Mujoco (1.50 for Windows) from https://www.roboti.us/index.html
PyTorch > 1.0
imageio-ffmpeg for recording videos of simulation
Run it from src
directory:
python main.py
for training with default parameters. Default algorithm is DDQN.
--algorithm {A3C,DDQN}
Algorithm to use.
--load_file LOAD_FILE
Custom filename from which to load models before rendering.

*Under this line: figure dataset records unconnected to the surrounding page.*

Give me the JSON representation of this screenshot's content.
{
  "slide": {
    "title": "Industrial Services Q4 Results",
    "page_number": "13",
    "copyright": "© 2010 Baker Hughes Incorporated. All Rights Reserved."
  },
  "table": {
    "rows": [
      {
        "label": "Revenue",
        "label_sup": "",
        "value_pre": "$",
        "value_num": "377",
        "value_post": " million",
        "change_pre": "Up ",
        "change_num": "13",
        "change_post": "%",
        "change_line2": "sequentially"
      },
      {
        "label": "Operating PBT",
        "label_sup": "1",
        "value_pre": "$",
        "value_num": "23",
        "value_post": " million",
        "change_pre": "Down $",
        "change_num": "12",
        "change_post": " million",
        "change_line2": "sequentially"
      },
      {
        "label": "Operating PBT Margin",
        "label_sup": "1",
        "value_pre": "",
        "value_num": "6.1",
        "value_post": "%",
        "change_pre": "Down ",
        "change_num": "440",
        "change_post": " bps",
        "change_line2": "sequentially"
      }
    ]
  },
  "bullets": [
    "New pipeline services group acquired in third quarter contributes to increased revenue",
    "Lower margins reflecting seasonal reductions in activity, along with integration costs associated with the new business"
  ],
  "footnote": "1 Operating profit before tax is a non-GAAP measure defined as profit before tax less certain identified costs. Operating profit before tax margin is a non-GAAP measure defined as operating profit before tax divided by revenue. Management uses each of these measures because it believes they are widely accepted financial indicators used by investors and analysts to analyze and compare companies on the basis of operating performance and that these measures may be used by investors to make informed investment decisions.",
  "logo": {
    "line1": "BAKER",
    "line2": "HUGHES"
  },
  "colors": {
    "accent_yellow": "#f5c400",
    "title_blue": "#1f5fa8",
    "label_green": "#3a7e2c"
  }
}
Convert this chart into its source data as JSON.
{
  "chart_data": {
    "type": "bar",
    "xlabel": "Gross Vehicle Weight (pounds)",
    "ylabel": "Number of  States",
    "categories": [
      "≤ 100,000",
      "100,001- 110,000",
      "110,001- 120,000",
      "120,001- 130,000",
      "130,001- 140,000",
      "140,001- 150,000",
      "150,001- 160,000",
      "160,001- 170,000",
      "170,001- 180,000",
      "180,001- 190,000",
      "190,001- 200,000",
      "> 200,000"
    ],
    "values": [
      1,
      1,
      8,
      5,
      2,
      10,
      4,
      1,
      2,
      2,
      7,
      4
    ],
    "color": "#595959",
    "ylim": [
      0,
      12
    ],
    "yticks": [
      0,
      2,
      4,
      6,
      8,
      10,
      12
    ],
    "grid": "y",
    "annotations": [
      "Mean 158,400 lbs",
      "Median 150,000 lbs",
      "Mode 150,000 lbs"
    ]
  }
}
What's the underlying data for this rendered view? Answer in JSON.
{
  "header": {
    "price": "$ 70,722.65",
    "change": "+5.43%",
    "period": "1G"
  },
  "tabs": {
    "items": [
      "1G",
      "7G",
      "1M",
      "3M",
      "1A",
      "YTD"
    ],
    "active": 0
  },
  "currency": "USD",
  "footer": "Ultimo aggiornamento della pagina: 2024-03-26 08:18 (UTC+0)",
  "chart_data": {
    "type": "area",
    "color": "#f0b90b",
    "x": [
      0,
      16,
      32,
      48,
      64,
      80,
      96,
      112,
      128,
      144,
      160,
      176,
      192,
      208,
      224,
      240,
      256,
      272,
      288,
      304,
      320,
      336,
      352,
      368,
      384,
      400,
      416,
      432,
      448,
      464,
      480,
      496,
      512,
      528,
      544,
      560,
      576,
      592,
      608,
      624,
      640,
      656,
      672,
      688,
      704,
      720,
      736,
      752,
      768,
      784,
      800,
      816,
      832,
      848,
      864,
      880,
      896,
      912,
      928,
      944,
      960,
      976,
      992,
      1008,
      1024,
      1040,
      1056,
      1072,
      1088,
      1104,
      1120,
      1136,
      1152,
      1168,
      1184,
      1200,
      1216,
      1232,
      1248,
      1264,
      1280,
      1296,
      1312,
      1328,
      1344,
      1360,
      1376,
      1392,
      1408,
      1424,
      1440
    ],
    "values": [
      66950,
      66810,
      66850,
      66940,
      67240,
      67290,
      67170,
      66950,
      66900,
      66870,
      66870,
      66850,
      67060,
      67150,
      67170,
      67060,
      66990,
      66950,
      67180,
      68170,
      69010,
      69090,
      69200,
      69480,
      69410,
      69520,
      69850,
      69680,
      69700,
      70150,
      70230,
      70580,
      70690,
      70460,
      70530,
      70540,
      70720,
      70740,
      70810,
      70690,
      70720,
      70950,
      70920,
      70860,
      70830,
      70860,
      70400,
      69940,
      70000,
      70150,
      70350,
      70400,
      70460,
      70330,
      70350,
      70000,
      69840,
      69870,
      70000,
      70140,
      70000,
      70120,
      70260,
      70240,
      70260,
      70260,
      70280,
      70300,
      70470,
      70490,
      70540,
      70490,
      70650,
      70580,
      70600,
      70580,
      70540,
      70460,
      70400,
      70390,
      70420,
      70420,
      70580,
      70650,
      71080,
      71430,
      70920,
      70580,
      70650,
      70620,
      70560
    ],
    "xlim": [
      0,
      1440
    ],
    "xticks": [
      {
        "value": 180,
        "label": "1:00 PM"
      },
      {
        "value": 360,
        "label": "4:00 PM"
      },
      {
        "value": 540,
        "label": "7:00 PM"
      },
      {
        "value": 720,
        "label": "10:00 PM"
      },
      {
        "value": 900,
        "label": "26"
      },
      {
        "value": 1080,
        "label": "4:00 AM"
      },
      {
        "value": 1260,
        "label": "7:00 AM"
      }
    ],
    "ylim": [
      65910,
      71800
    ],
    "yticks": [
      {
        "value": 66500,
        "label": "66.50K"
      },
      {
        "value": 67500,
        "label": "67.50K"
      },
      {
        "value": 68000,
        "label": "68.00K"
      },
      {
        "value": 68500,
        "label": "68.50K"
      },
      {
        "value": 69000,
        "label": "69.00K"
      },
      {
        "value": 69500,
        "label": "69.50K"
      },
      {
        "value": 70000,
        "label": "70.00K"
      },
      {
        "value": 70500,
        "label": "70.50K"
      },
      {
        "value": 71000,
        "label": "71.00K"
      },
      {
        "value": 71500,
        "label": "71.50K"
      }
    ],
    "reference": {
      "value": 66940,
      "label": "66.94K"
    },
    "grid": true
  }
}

By default, trained models are saved to file <algorithm>--<episodes>-<threads>-<discount>-<step_max>-<actor_lr>-<critic_lr>
For example: A3C--1000000-5-0_99-5-0_001-0_001
--threads THREADS
Number of threads for A3C.
--episodes EPISODES
Number of episodes for training process.
--discount DISCOUNT
Discount rate.
--step_max STEP_MAX
Max actor's steps before update of global model in A3C.
--actor_lr ACTOR_LR
Actor's learning rate.
--critic_lr CRITIC_LR
Critic's learning rate.
--eval_repeats EVAL_REPEATS
Number of evaluation runs in one performance evaluation. Set to 0 to disable evaluation during training.
-no_log
Disable logging during training.
-render
Render environment. Before rendering, there must exist a model
saved in a file which name is generated based on parameters or explicitly provided.
--lr
Learning rate.
--min_episodes
We wait "min_episodes" many episodes in order to aggregate enough data before starting to train.
--eps
Probability to take a random action during training.
--eps_decay
After every episode "eps" is multiplied by "eps_decay" to reduces exploration over time.
--eps_min
Minimal value of "eps".
--update_step
After "update_step" many episodes the Q-Network is trained "update_repeats" many times with a batch of size "batch_size" from the memory.
--batch_size
See above.
--update_repeats
See above.
--seed
Random seed for reproducibility.
--max_memory_size
Size of the replay memory.
--measure_step
Every "measure_step" episode the performance is measured.
--measure_repeats
The amount of episodes played in to asses performance.
--hidden_dim
Hidden dimensions for the Q_network.
--horizon
Number of steps taken in the environment before terminating the episode (prevents very long episodes).
--render_step
See above.
--num_actions
Number of action space to discretize to